I have always thought that calling putc multiple times is faster than puts or printf. To print "hello" for example, in a real program I would always use puts or printf, but now I'm writing a program that generates C code, so I was wondering whether to generate code as putchar('h'); putchar('e') ...
because I first thought it should be more faster. But I ran a test which gave a very interesting result. The compiler is GCC.
#include <stdio.h>
#include <time.h>
int main() {
time_t timer;
FILE *f;
int i;
f = fopen("out.txt", "w");
#define START_TIMER(TIMER) TIMER = clock()
#define ELAPSED_TIME(TIMER)\
(double)(clock() - TIMER) / (double)CLOCKS_PER_SEC
enum { NUM_ITERS = 9999999 };
START_TIMER(timer);
for (i = 0; i < NUM_ITERS; i++) {
putc('h', f);
putc('e', f);
putc('l', f);
putc('l', f);
putc('o', f);
putc('\n', f);
}
printf("%.3f\n", ELAPSED_TIME(timer));
START_TIMER(timer);
for (i = 0; i < NUM_ITERS; i++) {
fputs("hello", f);
}
printf("%.3f\n", ELAPSED_TIME(timer));
START_TIMER(timer);
for (i = 0; i < NUM_ITERS; i++) {
fprintf(f, "hello\n");
}
printf("%.3f\n", ELAPSED_TIME(timer));
return 0;
}
result without optimization:
4.247 1.013 1.195
result with optimization (-O2):
0.910 1.184 1.315
result with optimization (-O3):
0.920 1.158 1.311
So calling putc multiple times is slower than puts of printf when executing naively without optimization.
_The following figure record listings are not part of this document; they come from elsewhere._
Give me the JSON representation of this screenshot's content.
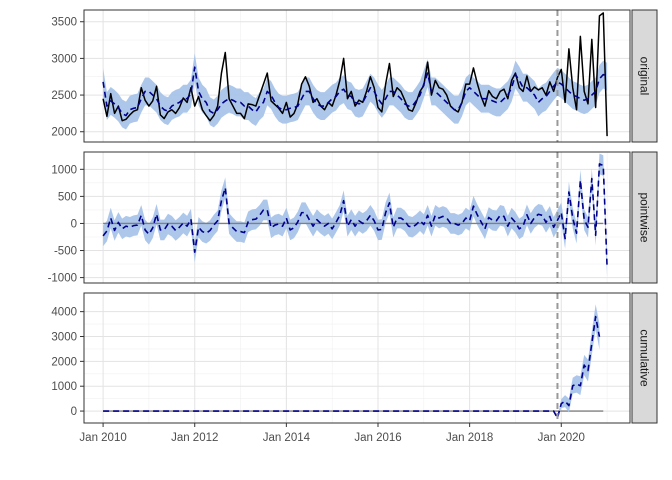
{
  "chart_data": {
    "type": "line",
    "title": "",
    "xlabel": "",
    "ylabel": "",
    "x_ticks": [
      "Jan 2010",
      "Jan 2012",
      "Jan 2014",
      "Jan 2016",
      "Jan 2018",
      "Jan 2020"
    ],
    "intervention_date": "2019-12",
    "colors": {
      "observed": "#000000",
      "predicted": "#00008b",
      "band": "#a9c4ea",
      "intervention": "#999999",
      "zero": "#808080",
      "strip": "#d9d9d9"
    },
    "months": [
      "2010-01",
      "2010-02",
      "2010-03",
      "2010-04",
      "2010-05",
      "2010-06",
      "2010-07",
      "2010-08",
      "2010-09",
      "2010-10",
      "2010-11",
      "2010-12",
      "2011-01",
      "2011-02",
      "2011-03",
      "2011-04",
      "2011-05",
      "2011-06",
      "2011-07",
      "2011-08",
      "2011-09",
      "2011-10",
      "2011-11",
      "2011-12",
      "2012-01",
      "2012-02",
      "2012-03",
      "2012-04",
      "2012-05",
      "2012-06",
      "2012-07",
      "2012-08",
      "2012-09",
      "2012-10",
      "2012-11",
      "2012-12",
      "2013-01",
      "2013-02",
      "2013-03",
      "2013-04",
      "2013-05",
      "2013-06",
      "2013-07",
      "2013-08",
      "2013-09",
      "2013-10",
      "2013-11",
      "2013-12",
      "2014-01",
      "2014-02",
      "2014-03",
      "2014-04",
      "2014-05",
      "2014-06",
      "2014-07",
      "2014-08",
      "2014-09",
      "2014-10",
      "2014-11",
      "2014-12",
      "2015-01",
      "2015-02",
      "2015-03",
      "2015-04",
      "2015-05",
      "2015-06",
      "2015-07",
      "2015-08",
      "2015-09",
      "2015-10",
      "2015-11",
      "2015-12",
      "2016-01",
      "2016-02",
      "2016-03",
      "2016-04",
      "2016-05",
      "2016-06",
      "2016-07",
      "2016-08",
      "2016-09",
      "2016-10",
      "2016-11",
      "2016-12",
      "2017-01",
      "2017-02",
      "2017-03",
      "2017-04",
      "2017-05",
      "2017-06",
      "2017-07",
      "2017-08",
      "2017-09",
      "2017-10",
      "2017-11",
      "2017-12",
      "2018-01",
      "2018-02",
      "2018-03",
      "2018-04",
      "2018-05",
      "2018-06",
      "2018-07",
      "2018-08",
      "2018-09",
      "2018-10",
      "2018-11",
      "2018-12",
      "2019-01",
      "2019-02",
      "2019-03",
      "2019-04",
      "2019-05",
      "2019-06",
      "2019-07",
      "2019-08",
      "2019-09",
      "2019-10",
      "2019-11",
      "2019-12",
      "2020-01",
      "2020-02",
      "2020-03",
      "2020-04",
      "2020-05",
      "2020-06",
      "2020-07",
      "2020-08",
      "2020-09",
      "2020-10",
      "2020-11",
      "2020-12"
    ],
    "panels": [
      {
        "label": "original",
        "ylim": [
          1860,
          3660
        ],
        "yticks": [
          2000,
          2500,
          3000,
          3500
        ],
        "observed": [
          2450,
          2210,
          2520,
          2250,
          2350,
          2150,
          2170,
          2230,
          2280,
          2300,
          2600,
          2430,
          2350,
          2420,
          2620,
          2230,
          2180,
          2270,
          2300,
          2250,
          2330,
          2460,
          2400,
          2600,
          2350,
          2480,
          2300,
          2220,
          2150,
          2220,
          2350,
          2800,
          3080,
          2450,
          2350,
          2250,
          2250,
          2180,
          2380,
          2370,
          2350,
          2500,
          2650,
          2800,
          2420,
          2370,
          2320,
          2250,
          2400,
          2200,
          2250,
          2380,
          2650,
          2750,
          2620,
          2400,
          2450,
          2350,
          2300,
          2400,
          2350,
          2500,
          2700,
          3000,
          2450,
          2550,
          2350,
          2430,
          2400,
          2550,
          2750,
          2600,
          2330,
          2270,
          2650,
          2930,
          2480,
          2600,
          2550,
          2430,
          2300,
          2280,
          2400,
          2550,
          2630,
          2950,
          2500,
          2700,
          2600,
          2580,
          2500,
          2350,
          2300,
          2270,
          2400,
          2650,
          2650,
          2870,
          2660,
          2480,
          2350,
          2560,
          2480,
          2450,
          2550,
          2580,
          2450,
          2700,
          2800,
          2600,
          2550,
          2760,
          2550,
          2610,
          2570,
          2600,
          2500,
          2680,
          2550,
          2740,
          2850,
          2400,
          3130,
          2600,
          2300,
          3300,
          2550,
          2380,
          3260,
          2330,
          3580,
          3620,
          1940
        ],
        "predicted": [
          2680,
          2350,
          2420,
          2380,
          2330,
          2250,
          2220,
          2300,
          2320,
          2330,
          2450,
          2550,
          2550,
          2500,
          2450,
          2350,
          2300,
          2280,
          2350,
          2380,
          2400,
          2450,
          2450,
          2520,
          2880,
          2550,
          2450,
          2400,
          2280,
          2250,
          2300,
          2380,
          2420,
          2450,
          2430,
          2400,
          2400,
          2350,
          2350,
          2300,
          2270,
          2350,
          2400,
          2550,
          2500,
          2400,
          2330,
          2300,
          2300,
          2320,
          2330,
          2350,
          2450,
          2550,
          2550,
          2450,
          2380,
          2350,
          2350,
          2400,
          2450,
          2480,
          2550,
          2580,
          2500,
          2480,
          2400,
          2380,
          2400,
          2500,
          2600,
          2550,
          2450,
          2380,
          2450,
          2550,
          2550,
          2500,
          2450,
          2380,
          2350,
          2350,
          2420,
          2500,
          2650,
          2800,
          2550,
          2550,
          2500,
          2450,
          2400,
          2350,
          2300,
          2300,
          2400,
          2550,
          2600,
          2550,
          2500,
          2450,
          2450,
          2450,
          2420,
          2400,
          2400,
          2450,
          2500,
          2600,
          2780,
          2700,
          2600,
          2600,
          2550,
          2500,
          2400,
          2450,
          2480,
          2550,
          2620,
          2680,
          2650,
          2600,
          2550,
          2500,
          2480,
          2450,
          2430,
          2450,
          2500,
          2550,
          2720,
          2780,
          2750
        ],
        "band_halfwidth": 190
      },
      {
        "label": "pointwise",
        "ylim": [
          -1100,
          1320
        ],
        "yticks": [
          -1000,
          -500,
          0,
          500,
          1000
        ],
        "predicted": [
          -230,
          -140,
          100,
          -130,
          20,
          -100,
          -50,
          -70,
          -40,
          -30,
          150,
          -120,
          -200,
          -80,
          170,
          -120,
          -120,
          -10,
          -50,
          -130,
          -70,
          10,
          -50,
          80,
          -530,
          -70,
          -150,
          -180,
          -130,
          -30,
          50,
          420,
          660,
          0,
          -80,
          -150,
          -150,
          -170,
          30,
          70,
          80,
          150,
          250,
          250,
          -80,
          -30,
          -10,
          -50,
          100,
          -120,
          -80,
          30,
          200,
          200,
          70,
          -50,
          70,
          0,
          -50,
          0,
          -100,
          20,
          150,
          420,
          -50,
          70,
          -50,
          50,
          0,
          50,
          150,
          50,
          -120,
          -110,
          200,
          380,
          -70,
          100,
          100,
          50,
          -50,
          -70,
          -20,
          50,
          -20,
          150,
          -50,
          150,
          100,
          130,
          100,
          0,
          0,
          -30,
          0,
          100,
          50,
          320,
          160,
          30,
          -100,
          110,
          60,
          50,
          150,
          130,
          -50,
          100,
          20,
          -100,
          -50,
          160,
          0,
          110,
          170,
          150,
          20,
          130,
          -70,
          60,
          200,
          -280,
          580,
          100,
          -180,
          800,
          70,
          -70,
          830,
          -220,
          1100,
          1070,
          -810
        ],
        "band_halfwidth": 190
      },
      {
        "label": "cumulative",
        "ylim": [
          -480,
          4750
        ],
        "yticks": [
          0,
          1000,
          2000,
          3000,
          4000
        ],
        "flat_until": "2019-12",
        "post_predicted": [
          -280,
          300,
          400,
          220,
          1020,
          1090,
          1020,
          1850,
          1630,
          2730,
          3800,
          2990
        ],
        "post_halfwidth": [
          30,
          180,
          240,
          280,
          320,
          350,
          380,
          410,
          440,
          470,
          500,
          520
        ]
      }
    ]
  }
}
First, I'm curious why so. Second, which way should I follow for the program-generated C code?
Your intuition for what should be faster is wrong. Generally, putc
/putchar
is going to have a lot of overhead per byte written, since there's a whole cycle of function call, potential locking of the stdio stream (stdout
) being targetted, etc. per byte. On the other hand, functions like printf
or puts
have more overhead per call than putc
(e.g. printf
has to process the format string, and puts
has to call strlen
or equivalent), but that overhead only happens once, no matter how many bytes you're writing. The actual write can take place as a bulk copy to the FILE
's buffer, or a bulk write to the underlying file (if the FILE
is unbuffered).
As for how optimization levels affect this, -O0
probably has a lot more overhead around making the function call which gets optimized out at higher optimization levels.